The two-week sitting that was due to start from August 4 was cancelled because of the outbreak of COVID-19 in Victoria.
For this sitting, Leader of the House Christian Porter has agreed a video option would be available to MPs who can satisfy Speaker Tony Smith they are unable to attend in person.
They must be able to show the coronavirus pandemic had made it “essentially impossible, unreasonably impracticable, or would give rise to an unreasonable risk for the member to physically attend”.
They will have to dial in on a secure line from a parliamentary or an electorate office and will be able to contribute to debates and ask questions during question time, with 15 minutes notice given to the chair.

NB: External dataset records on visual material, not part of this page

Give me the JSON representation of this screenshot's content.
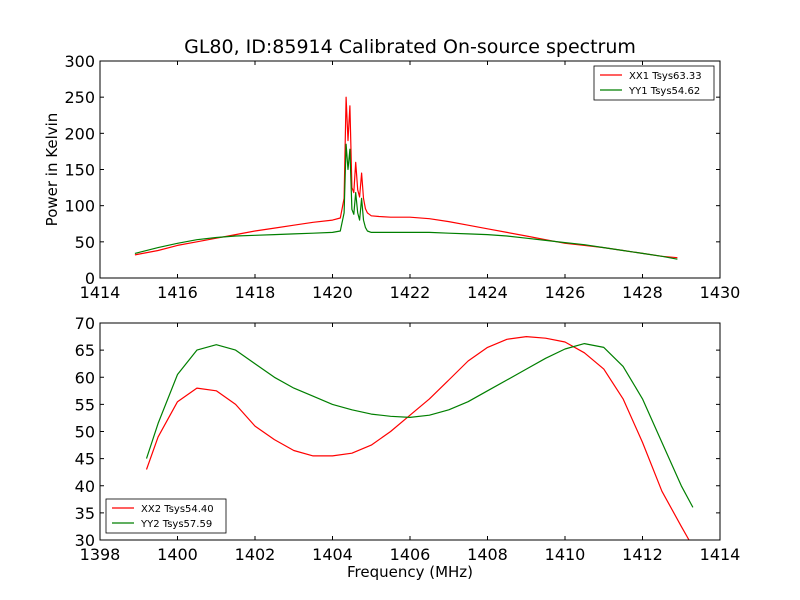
{
  "title": "GL80, ID:85914 Calibrated On-source spectrum",
  "chart_data": [
    {
      "type": "line",
      "xlabel": "",
      "ylabel": "Power in Kelvin",
      "xlim": [
        1414,
        1430
      ],
      "ylim": [
        0,
        300
      ],
      "xticks": [
        1414,
        1416,
        1418,
        1420,
        1422,
        1424,
        1426,
        1428,
        1430
      ],
      "yticks": [
        0,
        50,
        100,
        150,
        200,
        250,
        300
      ],
      "legend_placement": "top-right",
      "series": [
        {
          "name": "XX1 Tsys63.33",
          "color": "#ff0000",
          "x": [
            1414.9,
            1415.5,
            1416.0,
            1416.5,
            1417.0,
            1417.5,
            1418.0,
            1418.5,
            1419.0,
            1419.5,
            1420.0,
            1420.2,
            1420.3,
            1420.35,
            1420.4,
            1420.45,
            1420.5,
            1420.55,
            1420.6,
            1420.65,
            1420.7,
            1420.75,
            1420.8,
            1420.85,
            1420.9,
            1420.95,
            1421.0,
            1421.2,
            1421.5,
            1422.0,
            1422.5,
            1423.0,
            1423.5,
            1424.0,
            1424.5,
            1425.0,
            1425.5,
            1426.0,
            1426.5,
            1427.0,
            1427.5,
            1428.0,
            1428.5,
            1428.9
          ],
          "y": [
            32,
            38,
            45,
            50,
            55,
            60,
            65,
            69,
            73,
            77,
            80,
            83,
            110,
            250,
            190,
            238,
            125,
            118,
            160,
            122,
            112,
            145,
            110,
            96,
            90,
            88,
            86,
            85,
            84,
            84,
            82,
            78,
            73,
            68,
            63,
            58,
            53,
            48,
            45,
            42,
            38,
            34,
            30,
            28
          ]
        },
        {
          "name": "YY1 Tsys54.62",
          "color": "#007f00",
          "x": [
            1414.9,
            1415.5,
            1416.0,
            1416.5,
            1417.0,
            1417.5,
            1418.0,
            1418.5,
            1419.0,
            1419.5,
            1420.0,
            1420.2,
            1420.3,
            1420.35,
            1420.4,
            1420.45,
            1420.5,
            1420.55,
            1420.6,
            1420.65,
            1420.7,
            1420.75,
            1420.8,
            1420.85,
            1420.9,
            1421.0,
            1421.5,
            1422.0,
            1422.5,
            1423.0,
            1423.5,
            1424.0,
            1424.5,
            1425.0,
            1425.5,
            1426.0,
            1426.5,
            1427.0,
            1427.5,
            1428.0,
            1428.5,
            1428.9
          ],
          "y": [
            34,
            42,
            48,
            53,
            56,
            58,
            59,
            60,
            61,
            62,
            63,
            65,
            90,
            185,
            150,
            178,
            95,
            88,
            118,
            90,
            80,
            110,
            80,
            70,
            65,
            63,
            63,
            63,
            63,
            62,
            61,
            60,
            58,
            55,
            52,
            49,
            46,
            42,
            38,
            34,
            30,
            26
          ]
        }
      ]
    },
    {
      "type": "line",
      "xlabel": "Frequency (MHz)",
      "ylabel": "",
      "xlim": [
        1398,
        1414
      ],
      "ylim": [
        30,
        70
      ],
      "xticks": [
        1398,
        1400,
        1402,
        1404,
        1406,
        1408,
        1410,
        1412,
        1414
      ],
      "yticks": [
        30,
        35,
        40,
        45,
        50,
        55,
        60,
        65,
        70
      ],
      "legend_placement": "bottom-left",
      "series": [
        {
          "name": "XX2 Tsys54.40",
          "color": "#ff0000",
          "x": [
            1399.2,
            1399.5,
            1400.0,
            1400.5,
            1401.0,
            1401.5,
            1402.0,
            1402.5,
            1403.0,
            1403.5,
            1404.0,
            1404.5,
            1405.0,
            1405.5,
            1406.0,
            1406.5,
            1407.0,
            1407.5,
            1408.0,
            1408.5,
            1409.0,
            1409.5,
            1410.0,
            1410.5,
            1411.0,
            1411.5,
            1412.0,
            1412.5,
            1413.0,
            1413.2
          ],
          "y": [
            43,
            49,
            55.5,
            58,
            57.5,
            55,
            51,
            48.5,
            46.5,
            45.5,
            45.5,
            46,
            47.5,
            50,
            53,
            56,
            59.5,
            63,
            65.5,
            67,
            67.5,
            67.2,
            66.5,
            64.5,
            61.5,
            56,
            48,
            39,
            32.5,
            30
          ]
        },
        {
          "name": "YY2 Tsys57.59",
          "color": "#007f00",
          "x": [
            1399.2,
            1399.5,
            1400.0,
            1400.5,
            1401.0,
            1401.5,
            1402.0,
            1402.5,
            1403.0,
            1403.5,
            1404.0,
            1404.5,
            1405.0,
            1405.5,
            1406.0,
            1406.5,
            1407.0,
            1407.5,
            1408.0,
            1408.5,
            1409.0,
            1409.5,
            1410.0,
            1410.5,
            1411.0,
            1411.5,
            1412.0,
            1412.5,
            1413.0,
            1413.3
          ],
          "y": [
            45,
            51.5,
            60.5,
            65,
            66,
            65,
            62.5,
            60,
            58,
            56.5,
            55,
            54,
            53.2,
            52.8,
            52.6,
            53,
            54,
            55.5,
            57.5,
            59.5,
            61.5,
            63.5,
            65.2,
            66.2,
            65.5,
            62,
            56,
            48,
            40,
            36
          ]
        }
      ]
    }
  ]
}
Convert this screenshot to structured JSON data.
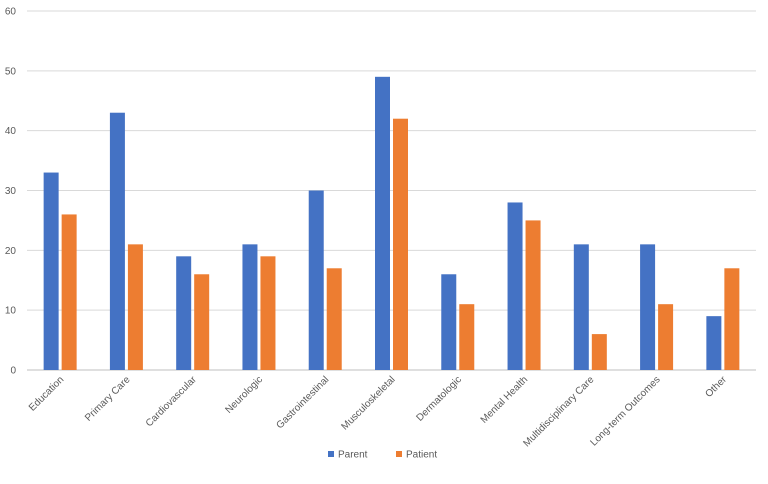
{
  "chart_data": {
    "type": "bar",
    "title": "",
    "xlabel": "",
    "ylabel": "",
    "ylim": [
      0,
      60
    ],
    "yticks": [
      0,
      10,
      20,
      30,
      40,
      50,
      60
    ],
    "grid": true,
    "legend_position": "bottom",
    "categories": [
      "Education",
      "Primary Care",
      "Cardiovascular",
      "Neurologic",
      "Gastrointestinal",
      "Musculoskeletal",
      "Dermatologic",
      "Mental Health",
      "Multidisciplinary Care",
      "Long-term Outcomes",
      "Other"
    ],
    "series": [
      {
        "name": "Parent",
        "color": "#4472C4",
        "values": [
          33,
          43,
          19,
          21,
          30,
          49,
          16,
          28,
          21,
          21,
          9
        ]
      },
      {
        "name": "Patient",
        "color": "#ED7D31",
        "values": [
          26,
          21,
          16,
          19,
          17,
          42,
          11,
          25,
          6,
          11,
          17
        ]
      }
    ]
  }
}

But all voting will be done in person by those who travel to Canberra and the remote members won’t be able to second motions or move amendments to a motion or bill.
On the agenda
The Senate’s rules for video calls, based on a procedures committee report tabled in parliament on Friday, won’t be approved until senators sit on Monday morning.
The committee recommended senators be able to remotely take part in proceedings if they can’t get to Canberra due to travel restrictions, quarantine requirements or personal health advice.
Senators will be able to speak on bills and move amendments in the “committee stage”.
On the agenda is expected to be a bill to extend the time frame for, but cut the level of, the multibillion-dollar JobKeeper wage subsidy and JobSeeker welfare benefits.
The Senate is scheduled to debate bills dealing with paid pandemic leave, native title, the research and development tax incentive, payment times for businesses, ASIO powers, superannuation and training.
Former Greens leader Richard Di Natale will deliver his valedictory speech via video link on Tuesday.
The House of Representatives will debate laws dealing with family assistance, dairy cattle export charge, superannuation, land rights, veterans’ wellbeing and the ABC.